Texas farmers and ranchers plant nearly 8 million acres of small grains annually, which include wheat (>6 million acres), oats (>600 thousand acres), and barley, rye, and triticale. Texas is the third largest wheat producing state in the nation, harvesting 3.4 million acres annually. In addition Texas A&M AgriLife Researchers are fueling the future. Bioenergy research is a key ongoing research program to provide new alternative fuel solutions. Whether protecting commodity crops or developing drought-resistant landscaping plants, AgriLife Research provides solutions for natural resources and water conservation, disease-free crops and plants and systems for crop production.

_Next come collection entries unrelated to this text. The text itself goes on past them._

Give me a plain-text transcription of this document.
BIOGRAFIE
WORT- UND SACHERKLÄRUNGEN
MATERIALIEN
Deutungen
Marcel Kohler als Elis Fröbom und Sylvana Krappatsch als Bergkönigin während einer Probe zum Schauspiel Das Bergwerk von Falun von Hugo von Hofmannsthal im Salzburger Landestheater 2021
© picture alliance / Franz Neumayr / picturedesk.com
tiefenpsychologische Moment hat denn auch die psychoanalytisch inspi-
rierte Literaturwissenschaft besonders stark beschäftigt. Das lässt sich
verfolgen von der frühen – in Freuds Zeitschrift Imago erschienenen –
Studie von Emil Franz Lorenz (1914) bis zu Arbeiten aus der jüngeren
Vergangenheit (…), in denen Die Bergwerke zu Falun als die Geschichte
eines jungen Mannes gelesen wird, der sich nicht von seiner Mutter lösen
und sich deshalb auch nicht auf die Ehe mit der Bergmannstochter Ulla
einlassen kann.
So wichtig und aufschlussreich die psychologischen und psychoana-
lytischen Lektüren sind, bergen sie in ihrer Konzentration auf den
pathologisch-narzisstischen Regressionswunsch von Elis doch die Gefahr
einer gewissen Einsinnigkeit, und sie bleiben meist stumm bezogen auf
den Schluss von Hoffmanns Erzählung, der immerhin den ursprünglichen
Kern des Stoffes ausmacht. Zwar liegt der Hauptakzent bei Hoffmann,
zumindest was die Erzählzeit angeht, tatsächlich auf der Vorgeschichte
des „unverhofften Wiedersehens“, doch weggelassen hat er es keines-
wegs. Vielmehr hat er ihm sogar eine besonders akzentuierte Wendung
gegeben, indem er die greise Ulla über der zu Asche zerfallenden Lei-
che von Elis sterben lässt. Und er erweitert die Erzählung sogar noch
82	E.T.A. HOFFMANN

Texas A&M AgriLife Research topics within crops and plants include:

AgriLife Research bioenergy research spans the full range of discovery – from developing high-tonnage biomass plants at the molecular level to developing more efficient processes to manufacture biofuels. The Bioenergy Program has made AgriLife Research a national leader in bioenergy and bioproducts research, development, and commercialization, due to its innovative science-based programs, expertise, infrastructure, and partnerships.

Commodity Crops
In addition to strategies for feeding the world, small grain pasture plays a key to the Texas beef cattle industry with excellent forage potential and high quality.

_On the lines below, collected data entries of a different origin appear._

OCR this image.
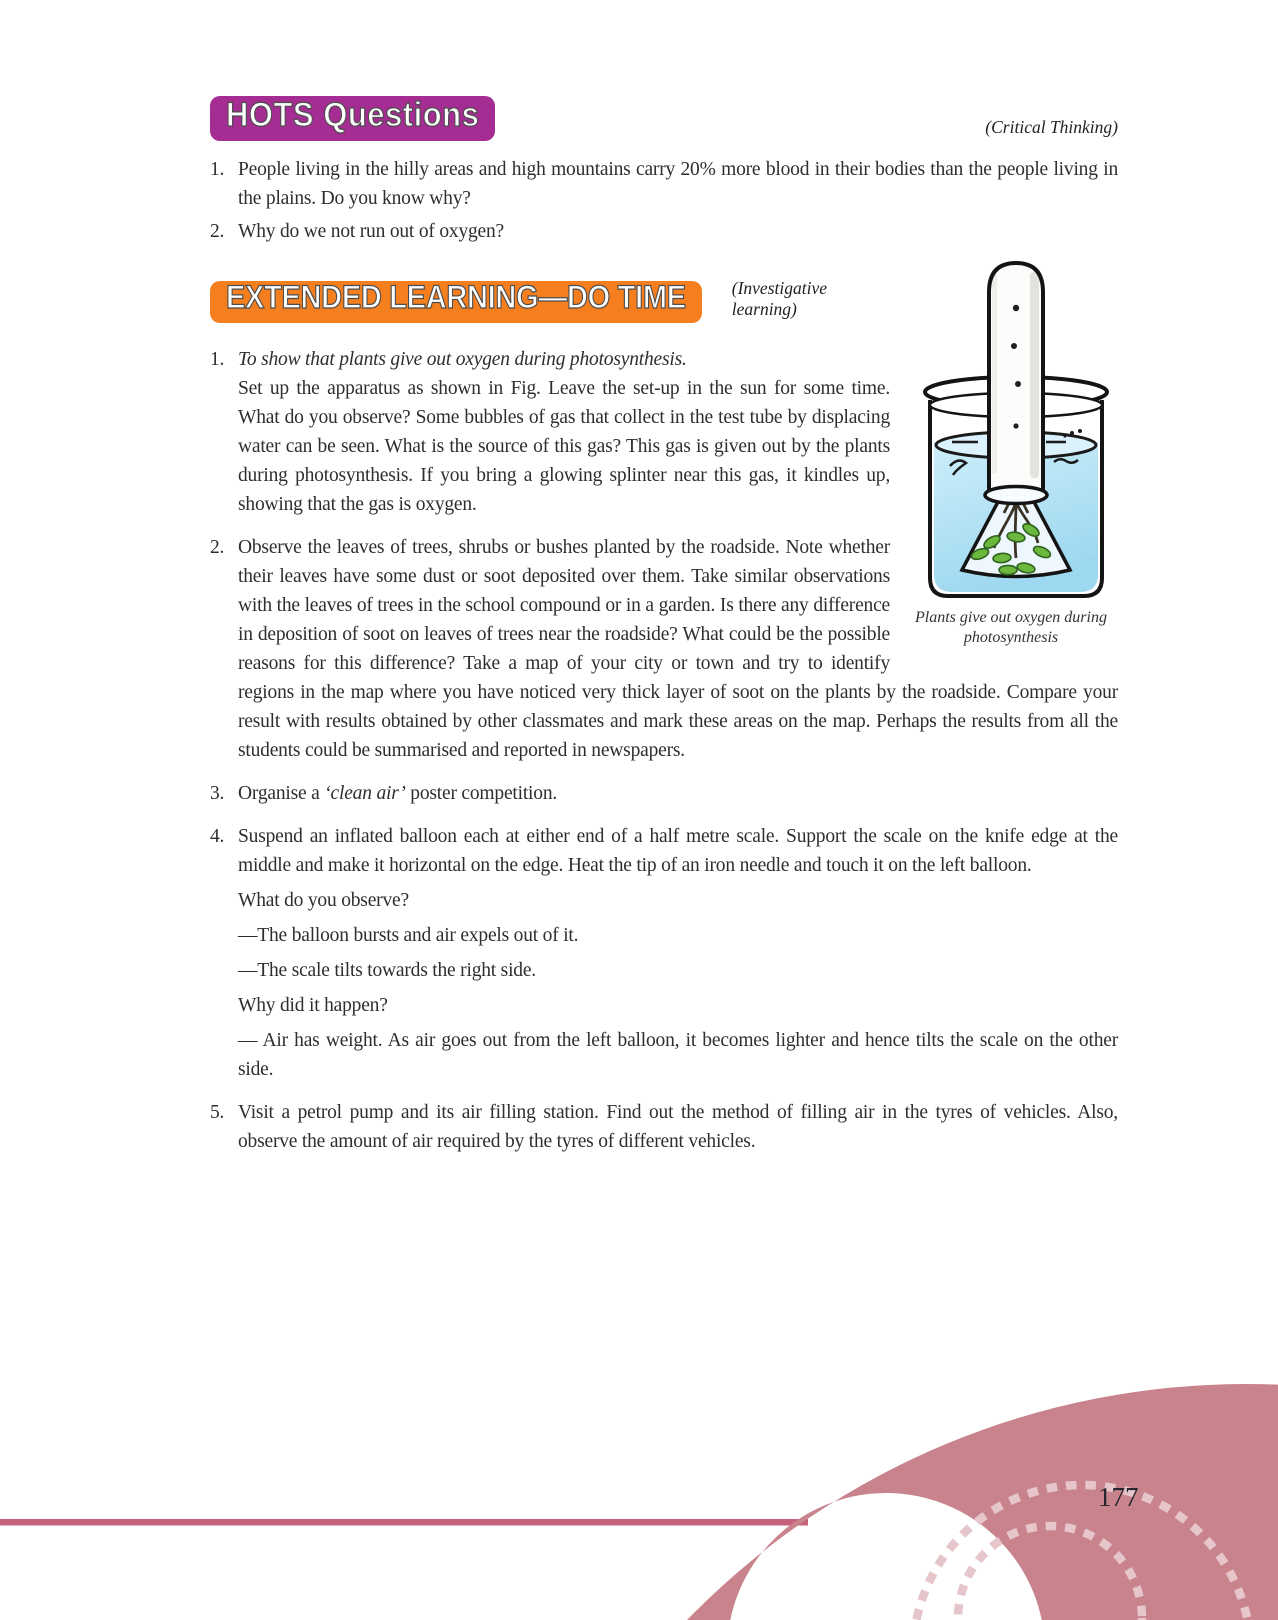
HOTS Questions	(Critical Thinking)
1. People living in the hilly areas and high mountains carry 20% more blood in their bodies than the people living in the plains. Do you know why?
2. Why do we not run out of oxygen?
Plants give out oxygen during photosynthesis
EXTENDED LEARNING—DO TIME	(Investigative learning)
1. To show that plants give out oxygen during photosynthesis.

Set up the apparatus as shown in Fig. Leave the set-up in the sun for some time. What do you observe? Some bubbles of gas that collect in the test tube by displacing water can be seen. What is the source of this gas? This gas is given out by the plants during photosynthesis. If you bring a glowing splinter near this gas, it kindles up, showing that the gas is oxygen.

2. Observe the leaves of trees, shrubs or bushes planted by the roadside. Note whether their leaves have some dust or soot deposited over them. Take similar observations with the leaves of trees in the school compound or in a garden. Is there any difference in deposition of soot on leaves of trees near the roadside? What could be the possible reasons for this difference? Take a map of your city or town and try to identify regions in the map where you have noticed very thick layer of soot on the plants by the roadside. Compare your result with results obtained by other classmates and mark these areas on the map. Perhaps the results from all the students could be summarised and reported in newspapers.
3. Organise a ‘clean air’ poster competition.
4. Suspend an inflated balloon each at either end of a half metre scale. Support the scale on the knife edge at the middle and make it horizontal on the edge. Heat the tip of an iron needle and touch it on the left balloon.

What do you observe?

—The balloon bursts and air expels out of it.

—The scale tilts towards the right side.

Why did it happen?

— Air has weight. As air goes out from the left balloon, it becomes lighter and hence tilts the scale on the other side.

5. Visit a petrol pump and its air filling station. Find out the method of filling air in the tyres of vehicles. Also, observe the amount of air required by the tyres of different vehicles.
177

Cropping Systems and Management
Cropping Systems research centers on the measurement and modeling of factors that affect crop production and management with an emphasis on agricultural sustainability and conservation of agroecosystem resources.

Forage Grasses
Forages include both native (157 million acres) and introduced (111 million acres) pastures in Texas that provide about 70 percent of the nutrients consumed by livestock. Forages also enhance water quality, serve as sinks for the disposal of agricultural and municipal wastes, are renewable sources of energy, provide food and habitat for wildlife, and are used to revegetate disturbed lands and public right-of-ways.

Turf Grasses
Though turfgrass is not food, fiber, or animal feed, it affects millions of lives in various ways, including physical and mental health and social wellbeing. Turfgrasses limit soil erosion, conserve water, filter air and water-borne pollutants, reduce heat buildup in urban areas, and provide safer playing surfaces.

Ornamental Plants
Greenhouse and nursery production of ornamental plants is one of the largest segments of Texas agriculture with annual sales exceeding one billion dollars. Ornamental plants are important for increasing the quality of life and also for improving the environment.

Insects and Pest Management
The cornerstone of insect pest management, whereby pest populations are managed through a combination of chemical, biological and cultural control strategies.